By Richard Brigham
Once in a while we encounter a memoir, article or statement from someone who lost a bid for public office that elicits a collective sigh of relief that the author did not prevail in that contest.
Robert Borks’ post-Supreme-Court-nomination-battle memoir comes to mind. Doug Roulstone’s guest commentary, “America Can and Should Gain Energy Independence” (Feb. 27) is another case in point.
Although it is the case that the United States has energy reserves that are currently un- or under-utilized, what Mr. Roulstone fails to tell us is that for the most part the exploitation of these resources would involve economic and environmental costs almost beyond imagining. This is particularly the case with oil shale, the recovery of which would essentially pulverize the states that harbor them.

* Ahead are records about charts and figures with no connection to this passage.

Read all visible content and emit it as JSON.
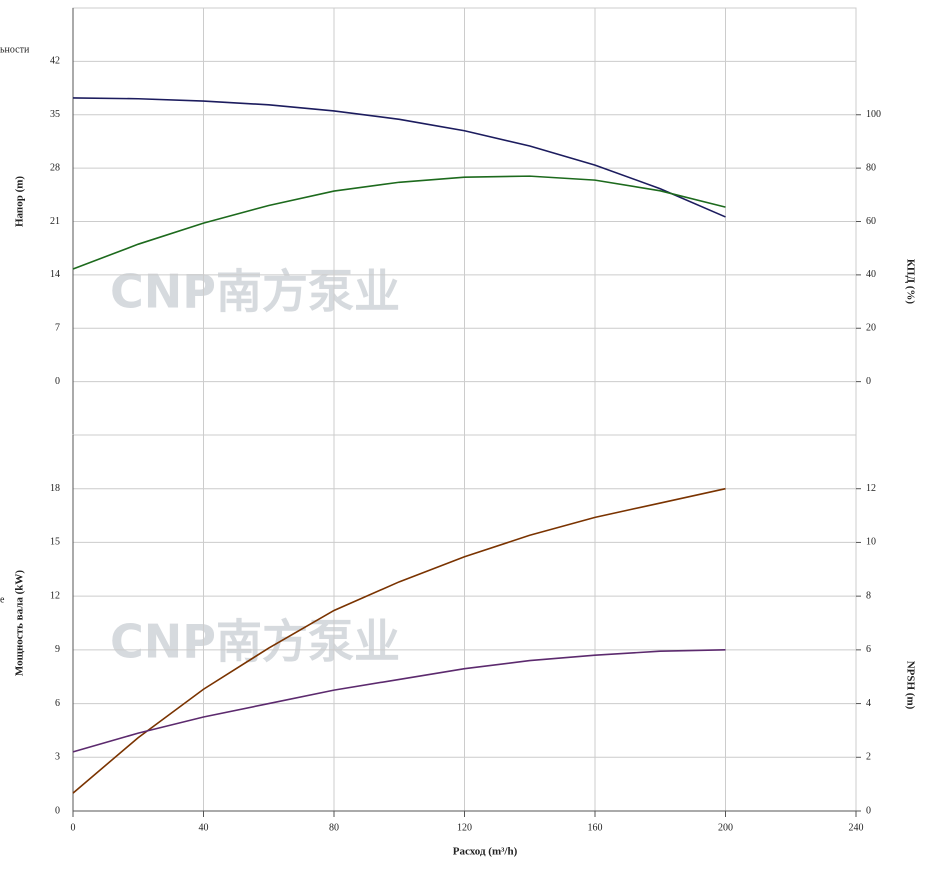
{
  "chart_data": [
    {
      "type": "line",
      "ylabel": "Напор (m)",
      "y2label": "КПД (%)",
      "fragment": "ьности",
      "watermark": "CNP南方泵业",
      "x": [
        0,
        20,
        40,
        60,
        80,
        100,
        120,
        140,
        160,
        180,
        200
      ],
      "xlim": [
        0,
        240
      ],
      "xticks": [
        0,
        40,
        80,
        120,
        160,
        200,
        240
      ],
      "ylim": [
        -7,
        49
      ],
      "yticks": [
        0,
        7,
        14,
        21,
        28,
        35,
        42
      ],
      "y2lim": [
        -20,
        140
      ],
      "y2ticks": [
        0,
        20,
        40,
        60,
        80,
        100
      ],
      "grid": true,
      "series": [
        {
          "name": "Напор",
          "color": "#1c1c5e",
          "values": [
            37.2,
            37.1,
            36.8,
            36.3,
            35.5,
            34.4,
            32.9,
            30.9,
            28.4,
            25.3,
            21.6
          ]
        },
        {
          "name": "КПД",
          "color": "#1d6a1d",
          "axis": "y2",
          "values": [
            42.2,
            51.5,
            59.4,
            66,
            71.4,
            74.7,
            76.6,
            77.0,
            75.5,
            71.5,
            65.4
          ]
        }
      ]
    },
    {
      "type": "line",
      "ylabel": "Мощность вала (kW)",
      "y2label": "NPSH (m)",
      "xlabel": "Расход (m³/h)",
      "fragment": "е",
      "watermark": "CNP南方泵业",
      "x": [
        0,
        20,
        40,
        60,
        80,
        100,
        120,
        140,
        160,
        180,
        200
      ],
      "xlim": [
        0,
        240
      ],
      "xticks": [
        0,
        40,
        80,
        120,
        160,
        200,
        240
      ],
      "ylim": [
        0,
        21
      ],
      "yticks": [
        0,
        3,
        6,
        9,
        12,
        15,
        18
      ],
      "y2lim": [
        0,
        14
      ],
      "y2ticks": [
        0,
        2,
        4,
        6,
        8,
        10,
        12
      ],
      "grid": true,
      "series": [
        {
          "name": "Мощность вала",
          "color": "#7a3300",
          "values": [
            1.0,
            4.1,
            6.8,
            9.1,
            11.2,
            12.8,
            14.2,
            15.4,
            16.4,
            17.2,
            18.0
          ]
        },
        {
          "name": "NPSH",
          "color": "#5c2a6e",
          "axis": "y2",
          "values": [
            2.2,
            2.9,
            3.5,
            4.0,
            4.5,
            4.9,
            5.3,
            5.6,
            5.8,
            5.95,
            6.0
          ]
        }
      ]
    }
  ]
}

For a vision of what oil shale operations would involve, look at the tar sands mining unfolding in northern Alberta. Here we find boreal forests reduced, on a vast scale, to moonscapes dotted with more than 30 square miles of toxic holding ponds (so much so that they are fatal to waterfowl unwise enough to alight on them), surrounded by drug-and-crime-addled transient towns atop poisoned water tables. The extraction process is so complex that the cost per barrel is 10 times that of Saudi crude, takes enormous quantities of natural gas , and so much water that surrounding water-bearing strata are at risk of being sucked dry. This, in a very wet region. How would such an operation play out in arid Utah?
While the Alberta tar sands operation may be a particularly nightmarish one (and far from the “carbon neutral footprint” Mr. Roulstone’s piece breezily attributes to the process), the other “hard” sources — coal, oil, nuclear — also carry economic/environmental costs that range from severe to merely troubling.
As the biologist Barry Commoner famously reminded us in his 1971 book, “The Closing Circle,” there is no such thing as a free lunch when we extract from nature. Even the emerging “alternative” sources, such as biofuels, can be fraught with unintended but very severe drawbacks. If we start growing fuel where we used to grow corn, we stand to disrupt global food economies, in addition to calling on huge amounts of fossil fuel to manufacture a product lower in BTUs per gallon, and an emitter of dangerously high levels of nitrous oxide, a pollutant with grave consequences for human health.
Even solar energy, the Holy Grail for those of us who look for the greenest solutions to the energy crisis, is beset with difficulties; the manufacturing of photovoltaic cells has nasty byproducts, and a solar economy would require lots of acreage to collect what is a scattered and low-quality energy source (though give me solar over fossil fuels anytime).
Nuclear energy makes almost no economic sense particularly when you consider the life cycle of the plants — they have to be decommissioned after about 40 years — and radioactive waste disposal remains an unsolved problem with obvious national security implications.
Our often heedless quest for more ways to satisfy our expanding energy demands conjures images of a morbidly obese person who, having laid waste to all the pizza- and ice cream-parlors in town, is clawing through the dumpsters and landfills in a pathetic attempt to meet an endless lust for … MORE. Going on a diet would make much more sense, and America surely needs to go on an energy diet. If we would make serious reductions in energy demand, we wouldn’t have to tear up the planet trying to increase the supply.
Richard Brigham of Everett taught at Everett Community College for 30 years, and developed a course there on environmental sociology.